The support design my Dad had come up with was to use a 1 ½” galvanized steel pipe ‘T’ type structure, 5 feet tall, welded to a 3/8” solid steel plate. The structure would be secured to the roof with lag bolts and guyed in 3 directions with 1/8” cable. We made it a ‘T’ configuration so we could also install a 40m dipole off the other end of the ‘T’ across the roof of the garage which was 110’ long.
The day came when my friend and I were to install the dipoles across the creek. He wasn’t going to be able to come by for a couple hours so I thought I would get things started. I needed to get the ‘far’ end of the antennas off the roof of the building so I proceeded to throw it off the roof. I must have been a little stronger than I thought because I threw it across the width of the car lot and onto the hood of a new red 1967 Chevy Impala. When I got down and observed the damage I discovered I had broken the windshield with one of the dogbone insulators. Time to go in and tell my dad. I did the song and dance routine and somehow he was okay with it. I couldn’t believe how he took it. Just an accident. RIGHT!

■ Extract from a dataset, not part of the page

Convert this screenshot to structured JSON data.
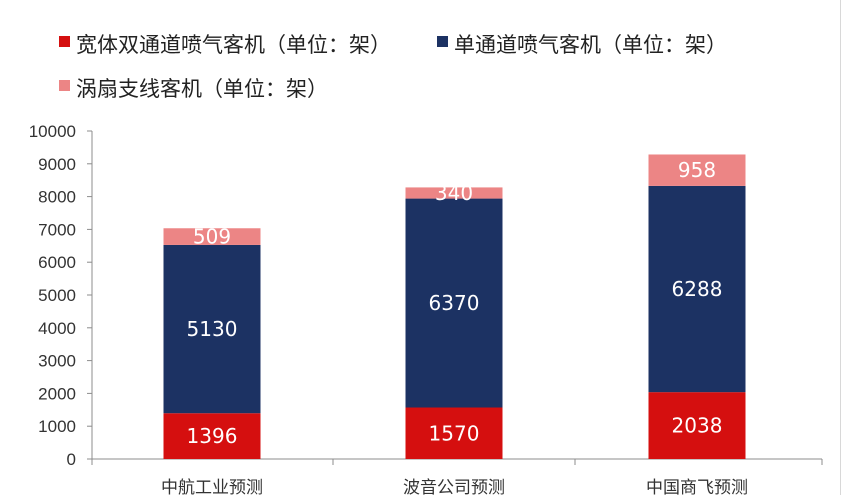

Soon my friend showed up and we proceeded to complete the installation. With one end of the antennas secured to the ‘T’ structure we were going to use a large pulley and two steel engine heads for the counterweight. Once all the wire was strung across the creek, thru the pulley and the motor heads were attached I saw we had a large sagging problem. As my friend and I were putting the antennas up I saw my dad showing two new Chevy Impalas to prospective buyers. Just as they left, to go inside to discuss a possible purchase, I thought I could get rid of the sag by standing on the motor heads. I stood on them and the antennas came up some but not as much as I would like. So I jumped on them. The next thing I know I’m sliding down the hill side with the weights while hearing a crashing sound on the other side. I looked back and my friend is standing there frozen stiff with a strange grimace on his face. That was my first experience of seeing someone in total shock. I will never forget it. We can see that the ‘T’ support is on top of the hood of one of the new cars. After we crossed the creek my friend said he had to go home. I wished I could have gone with him. I went to observe the damage. The support had cut a hole through the hood of one of the new cars, somersaulted and went through the windshield of the other car damaging the dashboard. Okay I thought, I’ve destroyed almost all of my dad’s new car inventory in a single day. Time to go in and tell my dad the bad news again. Thinking the whole time I was going to meet my maker for sure at an early age, once again I did the song and dance routine and somehow he was okay with it. AGAIN.
After some inspection of the support, he decided that the guy wires weren’t strong enough and that the steel plate had been overheated and crystallized during welding. That was 40 years and many antenna projects ago. As I look back now I guess it turns out my dad was my best elmer.